Donald Trump says that Wisconsin has a $2.2 billion budget deficit. It doesn’t.
Actually, the state finished its most recent two-year budget cycle with a small surplus. And the new cycle that began July 1 is covered by a bill providing for another balanced budget, which Gov. Scott Walker signed into law.
It’s true that state fiscal officials had earlier projected that revenues would fall about $2.2 billion short of what agencies were requesting for the new cycle. But agencies don’t always get what they want. The current budget cuts $250 million from the University of Wisconsin system, for example.
Trump, a Republican presidential contender, called into CNN’s “State of the Union” on July 26 and had this to say about Wisconsin and Walker, who is also seeking the GOP nomination:
Trump, July 26: They have budget deficits. He was going to have a lot of big surplus. Well, they have got a $2.2 billion deficit.
Actually, they don’t.
Wisconsin, by state law, is required to have a balanced budget. That means it is prohibited from running a deficit, which happens when a government spends more money than it has.
Trump is referring to a previously projected budget shortfall. That is how much state agencies request in spending minus what the state is projected to make in revenue.
In November, Wisconsin’s Department of Administration, based on revenue projections and state agency budget requests for fiscal years 2016 and 2017, said the state faced a shortfall of $2.2 billion for that two-year cycle (see table 4).
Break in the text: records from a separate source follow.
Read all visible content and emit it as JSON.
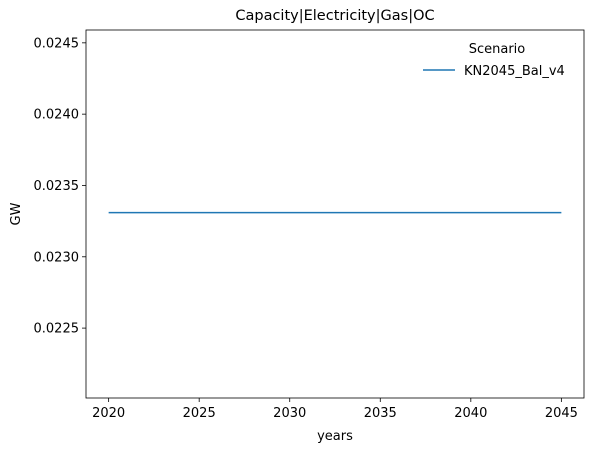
{
  "chart_data": {
    "type": "line",
    "title": "Capacity|Electricity|Gas|OC",
    "xlabel": "years",
    "ylabel": "GW",
    "xlim": [
      2018.75,
      2046.25
    ],
    "ylim": [
      0.02201,
      0.02459
    ],
    "xticks": [
      2020,
      2025,
      2030,
      2035,
      2040,
      2045
    ],
    "yticks": [
      0.0225,
      0.023,
      0.0235,
      0.024,
      0.0245
    ],
    "ytick_labels": [
      "0.0225",
      "0.0230",
      "0.0235",
      "0.0240",
      "0.0245"
    ],
    "grid": false,
    "legend": {
      "title": "Scenario",
      "placement": "top-right"
    },
    "series": [
      {
        "name": "KN2045_Bal_v4",
        "color": "#1f77b4",
        "x": [
          2020,
          2025,
          2030,
          2035,
          2040,
          2045
        ],
        "y": [
          0.02331,
          0.02331,
          0.02331,
          0.02331,
          0.02331,
          0.02331
        ]
      }
    ]
  }
}
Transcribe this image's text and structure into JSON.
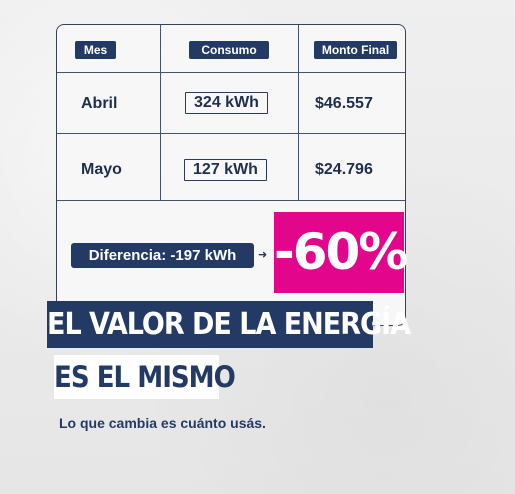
{
  "table": {
    "headers": {
      "mes": "Mes",
      "consumo": "Consumo",
      "monto_final": "Monto Final"
    },
    "rows": [
      {
        "mes": "Abril",
        "consumo": "324 kWh",
        "monto": "$46.557"
      },
      {
        "mes": "Mayo",
        "consumo": "127 kWh",
        "monto": "$24.796"
      }
    ]
  },
  "difference": {
    "label": "Diferencia: -197 kWh",
    "arrow_icon": "arrow-right-icon",
    "percent": "-60%"
  },
  "headline": {
    "line1": "EL VALOR DE LA ENERGÍA",
    "line2": "ES EL MISMO"
  },
  "subtitle": "Lo que cambia es cuánto usás.",
  "colors": {
    "navy": "#233b64",
    "magenta": "#e3068c",
    "background": "#ececec"
  }
}
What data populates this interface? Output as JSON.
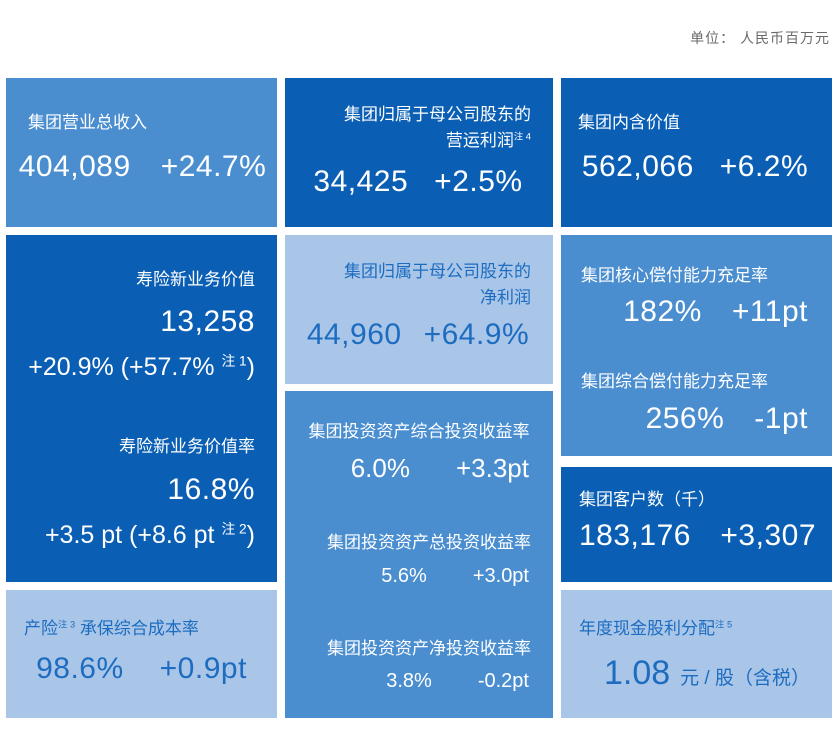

That was after the Legislative Fiscal Bureau projected in January 2014 that the state’s general fund would have about a $1 billion surplus for the biennium that ended June 30. Much of that projected surplus was used to provide additional property and income tax cuts for families and businesses, leaving the state with a surplus of $254,000 when fiscal 2015 ended last month, according to bureau documents.
But to Trump’s claim, the important thing to know is that agency spending requests aren’t automatically granted, as the administration noted in its November projections.
Department of Administration, Nov. 14: For the coming biennium, agency budget requests exceed expected revenues by $1,096 million in fiscal year 2015-16 and by $1,118 million in fiscal year 2016-17, for a total of $2,214 million over the biennium.
While this represents the traditional method for such calculations, such figures are derived under the assumption that ALL agency budget requests will be funded in their entireties. This is a flawed assumption.
The state legislature ended up passing a balanced two-year budget that Walker signed into law on July 12 — more than two weeks before Trump claimed that the state had a deficit.